The new Terminal 1 has a gross floor area of 82 acres and over 250 check-in counters in the main departure hall. The parking garage will eventually be the largest in North America with 12,500 spaces.

Baggage handling has 15 kilometres of conveyors, designed to handle 18,000 bags an hour — all of which will have to be screened for explosives. As Ritchi explained, in a post-September 11 world, airports are a high profile location where security is critical. Every bag has to be matched to a passenger and suspicious items will be scanned in five different ways, using everything from MRI-type equipment to sniffer dogs.

New infield structures such as new cargo buildings, hangars and a holdroom terminal are already open. A tunnel almost half a kilometre long has also been built to take traffic out to the infield facilities. It consists of two “cells” so that in case of a fire or emergency, people can escape through fire doors into the other cell.

The new road system is extensive, with 84 kilometres of single lane roadway. Much of the new road is elevated, and it includes 64 bridges. During the question and answer period, CFSA members asked whether having so many elevated roads could hinder emergency operations and cause icing hazards.
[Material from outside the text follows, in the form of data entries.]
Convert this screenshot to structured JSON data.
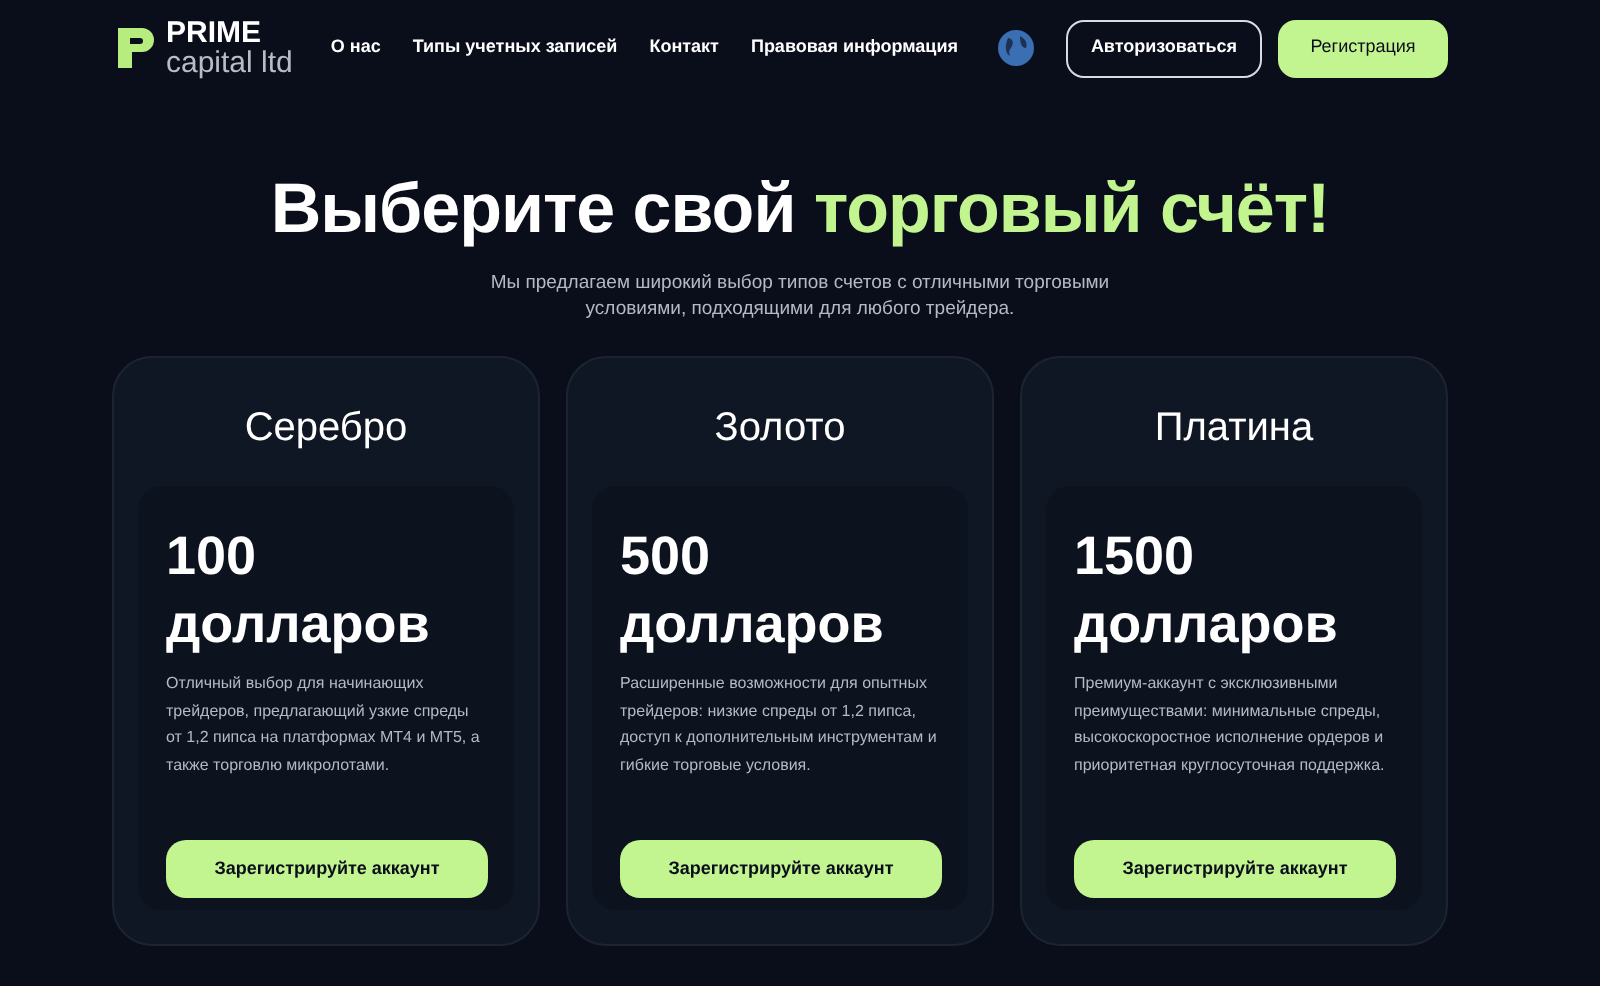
{
  "header": {
    "logo": {
      "name": "PRIME",
      "subtitle": "capital ltd"
    },
    "nav": [
      {
        "label": "О нас"
      },
      {
        "label": "Типы учетных записей"
      },
      {
        "label": "Контакт"
      },
      {
        "label": "Правовая информация"
      }
    ],
    "login_button": "Авторизоваться",
    "register_button": "Регистрация"
  },
  "hero": {
    "title": "Выберите свой",
    "title_accent": "торговый счёт!",
    "subtitle": "Мы предлагаем широкий выбор типов счетов с отличными торговыми условиями, подходящими для любого трейдера."
  },
  "plans": [
    {
      "name": "Серебро",
      "amount": "100",
      "currency": "долларов",
      "description": "Отличный выбор для начинающих трейдеров, предлагающий узкие спреды от 1,2 пипса на платформах MT4 и MT5, а также торговлю микролотами.",
      "button": "Зарегистрируйте аккаунт"
    },
    {
      "name": "Золото",
      "amount": "500",
      "currency": "долларов",
      "description": "Расширенные возможности для опытных трейдеров: низкие спреды от 1,2 пипса, доступ к дополнительным инструментам и гибкие торговые условия.",
      "button": "Зарегистрируйте аккаунт"
    },
    {
      "name": "Платина",
      "amount": "1500",
      "currency": "долларов",
      "description": "Премиум-аккаунт с эксклюзивными преимуществами: минимальные спреды, высокоскоростное исполнение ордеров и приоритетная круглосуточная поддержка.",
      "button": "Зарегистрируйте аккаунт"
    }
  ]
}
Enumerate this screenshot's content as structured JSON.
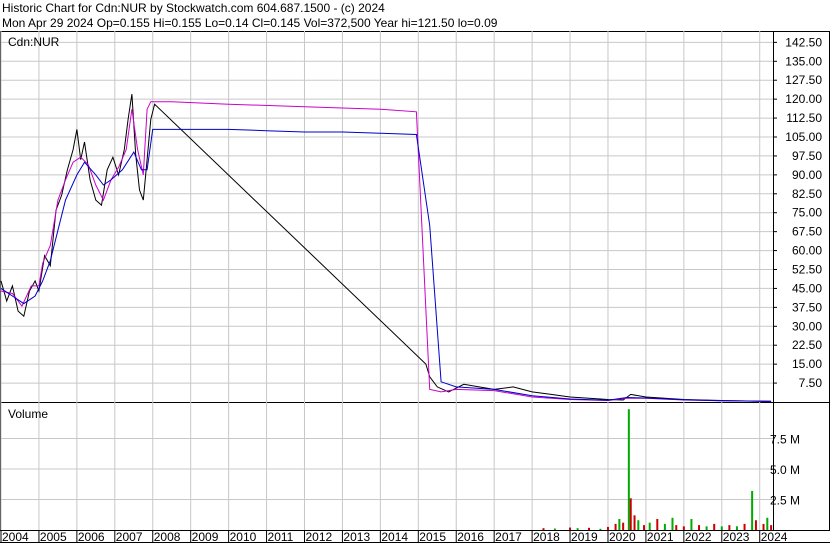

Many international and local consulting engineering firms are involved in the project. They include Ove Arup, Yolles, Mitchell Partnership, Smith & Anderson, Mulvey & Banani, Hatch Mott MacDonald, Trow and UMA/Holmes & Narver. Marshall Macklin Monaghan, Giffels and Parsons International are joint project management consultants responsible for coordinating and overseeing much of the new terminal work. Leber Rubes and Locke MacKinnon Domingo Gibson are fire protection consultants.


Morden Yolles, P.Eng. and Kari Valli, P.Eng. of Yolles were structural engineers for the suicide barrier recently completed along the Bloor Street Viaduct in Toronto. Before the barrier was constructed, someone would leap o
ff the historic bridge down onto the Don Valley highway below at the average rate of one every 22 days. The controversial $5.6 million barrier is an award-winning design by architecture professor Derek Revington. It is called the “Luminous Veil” and consists of two elements. The outer masts lean and are tied into a series of I-beams under the bridge. Inside is a layer of vertical stainless steel strands strung about five inches apart.